While I had originally written about my lack of appreciation for Tuples in .Net 4, the new Tuple feature that has been introduced with C# 7 is really something else.

Having programmed in functional languages like F#, a good Tuple implementation is something I’ve come to appreciate.

Here are the reasons the new Tuple is better than the old one.

Field names

Tuple fields now have names which makes reasoning about the code a whole lot easier.

Compare this:

var oldTuple = 
    Tuple.Create(1, "test", 1.0);

var b = oldTuple.Item1 == 2 ? oldTuple.Item2.ToLower() 
                            : "";            

With this:

(int rebate, string itemName, double price) newTuple
    = (1, "test", 1.0);

var a = newTuple.rebate == 2 ? newTuple.itemName.ToLower() 
                             : "";

Gone are the Item1 and Item2 fields.

Better syntax support

As you can see in the previous example Tuples can be manipulated using the parentheses syntax.
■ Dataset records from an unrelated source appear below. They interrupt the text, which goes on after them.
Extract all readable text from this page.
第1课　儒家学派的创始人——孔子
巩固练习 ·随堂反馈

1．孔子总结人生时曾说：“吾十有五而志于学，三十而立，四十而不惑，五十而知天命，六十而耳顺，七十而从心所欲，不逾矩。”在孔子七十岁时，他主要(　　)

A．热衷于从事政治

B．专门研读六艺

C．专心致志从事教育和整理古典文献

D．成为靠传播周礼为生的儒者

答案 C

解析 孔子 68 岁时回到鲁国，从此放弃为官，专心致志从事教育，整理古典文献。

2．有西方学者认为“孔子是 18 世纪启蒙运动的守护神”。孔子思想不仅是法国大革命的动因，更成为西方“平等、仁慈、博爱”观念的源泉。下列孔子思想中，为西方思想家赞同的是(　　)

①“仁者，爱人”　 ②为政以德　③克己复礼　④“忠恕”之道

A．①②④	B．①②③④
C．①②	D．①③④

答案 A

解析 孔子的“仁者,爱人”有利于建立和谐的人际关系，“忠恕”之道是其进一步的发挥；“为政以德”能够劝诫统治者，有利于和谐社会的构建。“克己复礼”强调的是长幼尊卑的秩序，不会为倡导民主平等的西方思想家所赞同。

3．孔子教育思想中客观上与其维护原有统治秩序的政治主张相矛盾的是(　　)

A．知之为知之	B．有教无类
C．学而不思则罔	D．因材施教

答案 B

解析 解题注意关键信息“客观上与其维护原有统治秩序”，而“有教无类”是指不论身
There is no need to use the Tuple type’s Create method.

Here’s an example of the new syntax being used to define a Tuple return type for a method.
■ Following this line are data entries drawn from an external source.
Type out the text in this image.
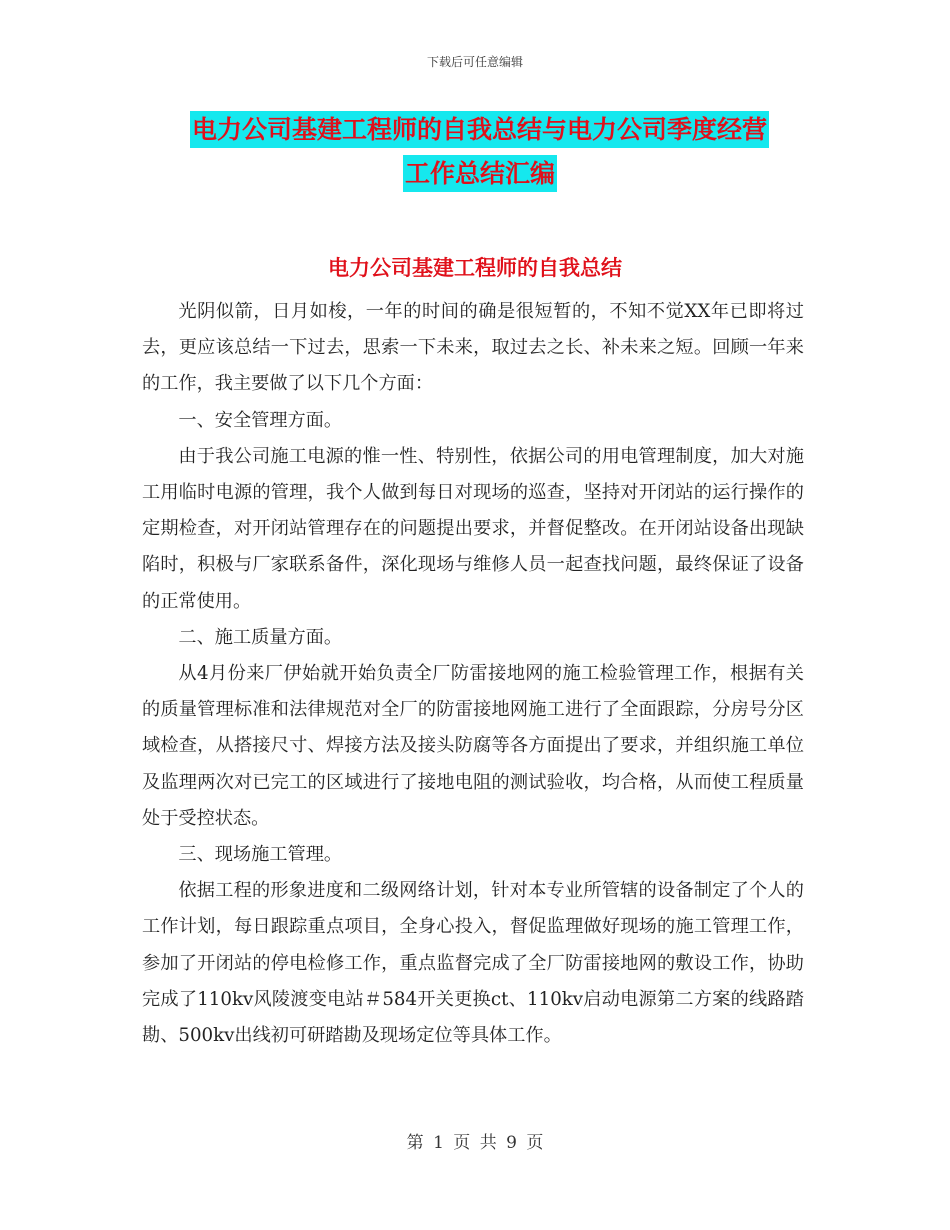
下载后可任意编辑
电力公司基建工程师的自我总结与电力公司季度经营
工作总结汇编
电力公司基建工程师的自我总结

光阴似箭，日月如梭，一年的时间的确是很短暂的，不知不觉XX年已即将过去，更应该总结一下过去，思索一下未来，取过去之长、补未来之短。回顾一年来的工作，我主要做了以下几个方面：

一、安全管理方面。

由于我公司施工电源的惟一性、特别性，依据公司的用电管理制度，加大对施工用临时电源的管理，我个人做到每日对现场的巡查，坚持对开闭站的运行操作的定期检查，对开闭站管理存在的问题提出要求，并督促整改。在开闭站设备出现缺陷时，积极与厂家联系备件，深化现场与维修人员一起查找问题，最终保证了设备的正常使用。

二、施工质量方面。

从4月份来厂伊始就开始负责全厂防雷接地网的施工检验管理工作，根据有关的质量管理标准和法律规范对全厂的防雷接地网施工进行了全面跟踪，分房号分区域检查，从搭接尺寸、焊接方法及接头防腐等各方面提出了要求，并组织施工单位及监理两次对已完工的区域进行了接地电阻的测试验收，均合格，从而使工程质量处于受控状态。

三、现场施工管理。

依据工程的形象进度和二级网络计划，针对本专业所管辖的设备制定了个人的工作计划，每日跟踪重点项目，全身心投入，督促监理做好现场的施工管理工作，参加了开闭站的停电检修工作，重点监督完成了全厂防雷接地网的敷设工作，协助完成了110kv风陵渡变电站＃584开关更换ct、110kv启动电源第二方案的线路踏勘、500kv出线初可研踏勘及现场定位等具体工作。

第 1 页 共 9 页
public (string first, string second) ReturnTuple()
{
    return ("an", "example");
}

 

Deconstruction support

Deconstruction is another feature that F# and some functional programmers (or Rust programmers for that matter) are probably familiar with and that you can now use with Tuples.

Here is an example:

public class FromHellsHeart
{
    public bool GrapplingWithThee { get; set; }
    public bool StabingAtThee { get; set; }
    public bool SpitingAtThee { get; set; }

    public void Deconstruct(out bool grappling, 
                            out bool stabbing,
                            out bool spitting)
    {
        grappling = GrapplingWithThee;
        stabbing = StabingAtThee;
        spitting = SpitingAtThee;
    }
} 

[TestMethod]
public void TupleTest()
{
    var mobyDick = new FromHellsHeart
    {
        GrapplingWithThee = true,
        StabingAtThee = true,
        SpitingAtThee = true,
    };

    (bool g, bool st, bool sp) = mobyDick;
    Assert.IsTrue(g && st && sp);
}   

 

By deconstructing the mobyDick Tuple we have essentially extracted it’s elements into three local variables.

Conclusion

All these new features bring Tuples in line with languages like F# which is a good thing.

Tuples are a great way to prevent having to write one off classes, to easily refactor methods that would need to pass around anonymous types or to replace the older less efficient Tuple.